Machine learning for cancer subtyping: sampling effects on predictive accuracy and feature selection Public Deposited
Brian Karlberg, Jordan Lee, Chris Wong, Josh Stuart, Kyle Ellrott
Accurate classification of cancer subtypes based on genomic data is a key component of precision oncology. Subtyping allows for better alignment of therapeutics with the specific biology of an individual patient’s tumor. Training predictive models for classification requires collection, sequencing, and labeling of patient samples which incurs significant cost and thus motivates an estimation of the minimum number of samples required to attain a particular classification accuracy. In this work, a minimum sample size estimation strategy for machine learning cancer subtype prediction is developed by combining a subsampling method for learning curve generation with an inverse power law curve fitting method.
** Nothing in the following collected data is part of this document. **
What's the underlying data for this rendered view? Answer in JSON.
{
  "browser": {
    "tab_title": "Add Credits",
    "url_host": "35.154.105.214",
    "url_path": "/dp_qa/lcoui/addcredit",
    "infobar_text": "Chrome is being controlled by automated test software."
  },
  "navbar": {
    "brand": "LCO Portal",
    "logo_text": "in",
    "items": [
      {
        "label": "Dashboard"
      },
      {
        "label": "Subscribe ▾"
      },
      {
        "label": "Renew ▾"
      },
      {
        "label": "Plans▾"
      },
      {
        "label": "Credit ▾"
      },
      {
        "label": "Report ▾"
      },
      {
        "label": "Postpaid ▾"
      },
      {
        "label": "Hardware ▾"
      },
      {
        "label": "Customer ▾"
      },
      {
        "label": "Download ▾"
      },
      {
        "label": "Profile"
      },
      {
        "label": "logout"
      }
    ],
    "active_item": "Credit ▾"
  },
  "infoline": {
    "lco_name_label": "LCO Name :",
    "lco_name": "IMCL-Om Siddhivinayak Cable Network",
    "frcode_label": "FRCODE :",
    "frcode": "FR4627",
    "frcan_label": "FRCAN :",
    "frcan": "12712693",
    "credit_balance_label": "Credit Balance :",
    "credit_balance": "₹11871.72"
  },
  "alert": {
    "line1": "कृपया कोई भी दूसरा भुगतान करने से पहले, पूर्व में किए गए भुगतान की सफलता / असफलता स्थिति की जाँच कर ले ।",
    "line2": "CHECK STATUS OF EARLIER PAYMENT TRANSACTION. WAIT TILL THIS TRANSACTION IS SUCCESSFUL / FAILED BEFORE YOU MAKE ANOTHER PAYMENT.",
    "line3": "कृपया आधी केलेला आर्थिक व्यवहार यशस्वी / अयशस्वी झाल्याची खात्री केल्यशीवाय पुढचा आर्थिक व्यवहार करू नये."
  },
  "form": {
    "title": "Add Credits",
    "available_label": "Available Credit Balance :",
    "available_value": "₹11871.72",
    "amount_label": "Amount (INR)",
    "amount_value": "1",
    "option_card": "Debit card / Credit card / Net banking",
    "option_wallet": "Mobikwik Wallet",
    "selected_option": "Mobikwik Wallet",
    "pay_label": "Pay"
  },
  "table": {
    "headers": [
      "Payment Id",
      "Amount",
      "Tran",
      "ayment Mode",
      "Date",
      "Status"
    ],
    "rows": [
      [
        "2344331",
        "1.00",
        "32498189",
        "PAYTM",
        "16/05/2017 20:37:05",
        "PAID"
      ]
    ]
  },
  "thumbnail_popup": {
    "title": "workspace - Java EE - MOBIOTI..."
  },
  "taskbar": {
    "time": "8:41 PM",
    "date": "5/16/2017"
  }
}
A systematic search of statistical distributions fit to these predictions for 15 cancer cohorts in The Cancer Genome Atlas (TCGA) with sufficient sample sizes provides a means to predict, with quantified error, the minimum number of additional samples required for 11 under-sampled TCGA cancer cohorts. Additionally, the effect on cancer genomic feature selection can be interrogated via these sub-sampling methods. Minimizing the number of biomarkers comprising predictive clinical panels is one application of this. Here, computational feature selection is conducted within the minimal sample
framework to identify parsimonious feature sets of cancer-type specific
biomarkers via mutual exclusivity analysis.